Objective:

To determine whether white matter hyperintensity (WMH) burden on MRI would correlate with transactive response DNA-binding protein 43 (TDP-43) pathology in Alzheimer’s disease (AD-TDP), and whether associations would vary in younger versus older participants.

Background:

There are two main types of AD-TDP lesions: type-α, which closely resembles lesions in frontotemporal lobar degeneration with TDP-43 (FTLD-TDP); and type-β, which shows co-deposition with tau in the setting of higher AD neuropathologic changes. Greater WMH are seen with FTLD-TDP but its associations with AD-TDP remain unclear.

Design/Methods:

Results:

Fifty percent (78/157) of participants were TDP-43-positives (60% type-α, 40% type-β). Median age at MRI was 83y for all (72y for young, 87y for old). TDP-43-positive status was not associated with total or regional WMH burden overall because opposite effects were seen based on AD-TDP typing. AD-TDP type-α showed 13% greater total and 30-43% greater regional WMH burden in subcortical fronto-temporal regions and basal ganglia (all P<0.05) than TDP-43-negatives.
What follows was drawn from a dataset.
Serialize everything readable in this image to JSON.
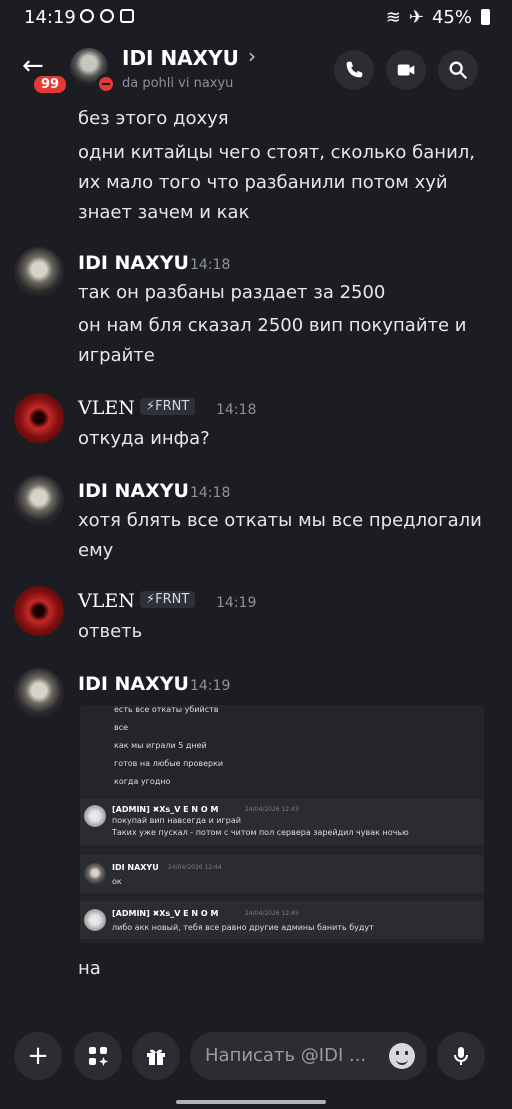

Compared to type-β, type-α also showed 33% greater total WMH likely driven by greater burden in periventricular fronto-temporo-parietal regions (16-26%) and subcortical parieto-occipital (19-49%) and fronto-temporal (70%) regions (all P<0.02). These effects appear to be driven by changes in the younger cohort. 

Conclusions:

AD-TDP types may have different WMH pathomechanisms especially in younger participants, with type-α having associations like those of FTLD-TDP.